Freitag, 6. November 2015

Brief 75 vom 4./5.11.1940


Meine liebe Frau!                                                                     O.U., den 4.11.1940   

Seit Samstag regnet es nun schon ohne Unterbrechung. Zur Abwechslung regnet es einmal schneller und dann dafür auch zwischendurch etwas langsamer, aber es regnet. Gestern war es noch etwas stürmisch dazu, so daß wirklich nicht viel Lust vorhanden war, sich im Freien zu ergehen. Ich bin, wie ich Dir ja gestern schon geschrieben habe, schön daheim geblieben, habe Radio  gehört, Zeitung gelesen, geschrieben und dazwischen bin ich, wenn es Zeit war, zum Essen gefahren.
Heute früh bekam ich Deine beiden lieben Päckchen ausgehändigt. Ich hatte zwar nicht erwartet, daß Du mir noch etwas Gebackenes mitschickst, doch ich danke Dir vielmals dafür. Das hast Du lieb gemacht. Die Behälter werde ich soweit ich Fett erhalte, verwenden und Dir jeweils zugehen lassen.
Einen Brief habe ich von Dir heute nicht erhalten. Es sind ja fast unhaltbare Zustände, wie unregelmäßig die Post arbeitet. Ich habe aber die Zuversicht noch nicht verloren. Morgen wird sicher wieder etwas kommen.
5.11.40: Ich bin gestern nicht fertig geworden, meinen Brief an Dich zu beenden. Ich war mit Dr. Thomas zu einer nachträglichen Geburtstagsfeier des Stellvertreters  unseres Chefs eingeladen. Du wirst langsam denken, ich wandere von einer Einladung zur anderen. Es ist aber auch fast so, denn am Freitag soll ich wieder zu einer größeren Gesellschaft mitkommen, wo wahrscheinlich auch wieder Alkohol fließen wird.
Gestern waren wir fünf Männer, eingeschlossen ein interessanter Mann. Ein berühmter Maler, der in Berlin lebt, aber sonst Süddeutscher ist. Ein Professor Spiegel. Wir haben uns ganz angeregt unterhalten. Doch darüber kann ich Dich später einmal genauer unterrichten. Das kann ich aber vorweg nehmen. Der Mann ist schon 61 Jahre und ist schon wiederholt mit unseren Fliegern über England gewesen. Er tut dies zu seiner eigenen Unterrichtung, um sich das Bild des Fliegers und des Kampfes zu formen.
Bei solch angeregter Unterhaltung gibt´s ja auch reichlich Durst und wenn die Sitzung sich lange ausdehnt, so ist es nicht zu viel, wenn dann sieben Flaschen Sekt alle werden. Aber der Dienst kann ja nicht unter solchen Feiern leiden. Pünktlich wie immer bin ich aufgestanden, wenn es auch schwer fällt, denn wir haben in letzter Zeit sehr viel Arbeit, die einen den ganzen Tag über voll in Anspruch nimmt.
Ich habe Dir heute, ich habe wenigstens den Eindruck, wenig inhaltsreiches geschrieben, doch ich habe nicht die Absicht, deswegen nicht zu schreiben. Das nächste Mal wird´s wieder besser. Euch allen recht herzliche Grüße und Küsse. Dir sende ich sie wieder besonders. Dein Ernst.
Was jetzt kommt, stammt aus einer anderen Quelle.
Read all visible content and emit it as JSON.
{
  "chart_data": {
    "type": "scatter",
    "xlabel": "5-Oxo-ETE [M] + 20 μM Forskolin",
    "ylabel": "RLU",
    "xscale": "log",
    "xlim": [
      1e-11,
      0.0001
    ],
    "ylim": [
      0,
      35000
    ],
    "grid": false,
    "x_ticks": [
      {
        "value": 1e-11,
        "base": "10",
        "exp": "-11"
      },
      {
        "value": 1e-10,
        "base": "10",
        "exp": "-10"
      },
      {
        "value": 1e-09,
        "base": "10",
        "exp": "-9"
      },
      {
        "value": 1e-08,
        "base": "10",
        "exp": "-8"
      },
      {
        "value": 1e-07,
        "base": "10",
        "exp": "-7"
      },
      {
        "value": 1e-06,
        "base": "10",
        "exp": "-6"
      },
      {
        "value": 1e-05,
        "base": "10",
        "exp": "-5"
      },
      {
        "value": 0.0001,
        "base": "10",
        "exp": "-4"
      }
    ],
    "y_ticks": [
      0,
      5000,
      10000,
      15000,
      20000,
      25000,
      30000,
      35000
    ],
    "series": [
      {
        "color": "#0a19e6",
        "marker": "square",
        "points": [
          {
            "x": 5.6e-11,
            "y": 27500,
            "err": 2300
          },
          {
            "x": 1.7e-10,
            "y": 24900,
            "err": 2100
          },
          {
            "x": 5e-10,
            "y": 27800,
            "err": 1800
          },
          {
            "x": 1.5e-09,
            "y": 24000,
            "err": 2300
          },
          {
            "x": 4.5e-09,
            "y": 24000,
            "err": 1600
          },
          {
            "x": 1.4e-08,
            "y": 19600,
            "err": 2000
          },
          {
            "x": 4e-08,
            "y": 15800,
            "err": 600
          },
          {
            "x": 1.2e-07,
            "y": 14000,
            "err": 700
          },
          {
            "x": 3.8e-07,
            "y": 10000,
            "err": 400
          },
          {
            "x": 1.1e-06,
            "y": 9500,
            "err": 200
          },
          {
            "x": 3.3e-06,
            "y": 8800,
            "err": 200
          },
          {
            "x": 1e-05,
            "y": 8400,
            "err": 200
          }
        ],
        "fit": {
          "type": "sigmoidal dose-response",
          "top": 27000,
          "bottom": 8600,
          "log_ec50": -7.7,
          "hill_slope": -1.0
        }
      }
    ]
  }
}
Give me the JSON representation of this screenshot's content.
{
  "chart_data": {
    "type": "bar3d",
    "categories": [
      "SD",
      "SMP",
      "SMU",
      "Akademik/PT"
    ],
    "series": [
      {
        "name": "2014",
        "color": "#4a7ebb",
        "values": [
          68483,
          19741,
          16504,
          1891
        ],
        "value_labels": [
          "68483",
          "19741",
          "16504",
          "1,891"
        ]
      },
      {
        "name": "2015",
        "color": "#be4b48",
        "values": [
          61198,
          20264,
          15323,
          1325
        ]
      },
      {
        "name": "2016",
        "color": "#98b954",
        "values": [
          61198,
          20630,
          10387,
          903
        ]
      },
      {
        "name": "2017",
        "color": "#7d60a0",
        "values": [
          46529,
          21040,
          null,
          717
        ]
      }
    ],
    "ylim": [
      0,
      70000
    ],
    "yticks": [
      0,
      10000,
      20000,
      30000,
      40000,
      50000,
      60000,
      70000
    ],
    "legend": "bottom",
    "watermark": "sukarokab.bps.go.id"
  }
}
Mein liebes Mädel!                                                           O.U., den 5.11. 1940

Erst möchte ich meinen Stoßseufzer loslassen. Seit Samstag habe ich keine Post von Dir, so daß ich durch die sonstige Regelmäßigkeit etwas beunruhigt bin. Doch diese Beunruhigung wird dadurch etwas aufgehoben, daß verschiedene meiner Kameraden in den letzten Tagen auch etwas schlecht versorgt wurde. Offenbar besteht an irgendeiner Stelle eine Stockung.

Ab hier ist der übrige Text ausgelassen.